Rubbing his wrists, Annan growled. “I don’t suppose it even occurred to whatever swims around inside your head in place of a brain that plans are decided upon for a reason?”
“This plan had a fault in it.” Marek ducked his head out the doorway, shot a glance in either direction, then pulled himself back in and eased the door shut. “Most notably, that you’d be dead if I hadn’t decided to come along as protection.”
Annan’s snort wasn’t quite as emphatic as it should have been. Despite its inevitable crooked bent, Marek’s logic wasn’t entirely without truth.
“Besides,” Marek peered up at him, arms slack at his sides, “I had to help make this right.”
Annan sighed. Blood oozed from the cuts in his palms, and he pulled one hand away from the sword to wipe it against the front of his tunic. “Aye.
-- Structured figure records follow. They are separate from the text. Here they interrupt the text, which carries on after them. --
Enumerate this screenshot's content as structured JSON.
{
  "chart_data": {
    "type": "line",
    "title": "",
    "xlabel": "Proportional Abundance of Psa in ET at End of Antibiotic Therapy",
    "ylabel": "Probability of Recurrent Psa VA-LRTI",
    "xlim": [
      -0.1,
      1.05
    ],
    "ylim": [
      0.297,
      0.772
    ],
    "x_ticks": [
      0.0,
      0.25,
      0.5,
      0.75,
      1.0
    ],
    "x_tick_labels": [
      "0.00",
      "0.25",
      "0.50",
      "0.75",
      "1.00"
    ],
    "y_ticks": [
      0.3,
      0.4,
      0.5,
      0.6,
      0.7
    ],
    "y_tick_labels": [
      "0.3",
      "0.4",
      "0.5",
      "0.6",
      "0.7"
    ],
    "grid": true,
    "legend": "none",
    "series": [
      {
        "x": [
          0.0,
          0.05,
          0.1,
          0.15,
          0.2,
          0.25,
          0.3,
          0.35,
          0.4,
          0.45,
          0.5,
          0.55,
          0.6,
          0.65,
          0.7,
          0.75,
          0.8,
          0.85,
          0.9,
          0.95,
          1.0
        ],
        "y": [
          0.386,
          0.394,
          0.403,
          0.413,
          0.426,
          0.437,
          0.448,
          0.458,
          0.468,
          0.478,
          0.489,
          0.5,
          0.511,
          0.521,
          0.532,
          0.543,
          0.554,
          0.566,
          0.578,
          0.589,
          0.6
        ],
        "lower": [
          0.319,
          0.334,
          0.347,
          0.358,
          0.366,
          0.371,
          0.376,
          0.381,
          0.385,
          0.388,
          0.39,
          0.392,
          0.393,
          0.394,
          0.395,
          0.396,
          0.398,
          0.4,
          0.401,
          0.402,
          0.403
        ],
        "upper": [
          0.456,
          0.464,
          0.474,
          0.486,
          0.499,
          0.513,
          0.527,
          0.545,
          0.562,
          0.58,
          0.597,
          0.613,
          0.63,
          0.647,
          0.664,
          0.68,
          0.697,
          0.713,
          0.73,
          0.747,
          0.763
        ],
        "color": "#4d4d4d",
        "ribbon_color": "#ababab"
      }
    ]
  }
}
I know you did.”
Somewhere down the passage, footsteps, no doubt of some awakened servant sent to find the meaning of the commotion in the street, creaked against the floorboards.
Annan glanced at Marek and gestured with his chin for the lad to go ahead. “Sheathe the sword,” he whispered.
Marek’s head flashed up and down in a nod. This was a ploy they had used more than once. Annan withdrew to the side of the foyer’s doorway where he would be hidden. The footsteps drew nearer, and Marek straightened the front of his tunic with a jerk before stepping into their path.
“Hallo! You there, is there a physician in the house?”
The glow of a candle fell across the threshold of the door, almost touching Annan’s feet. “What’s happened?” The servant’s voice was that of a young Londoner.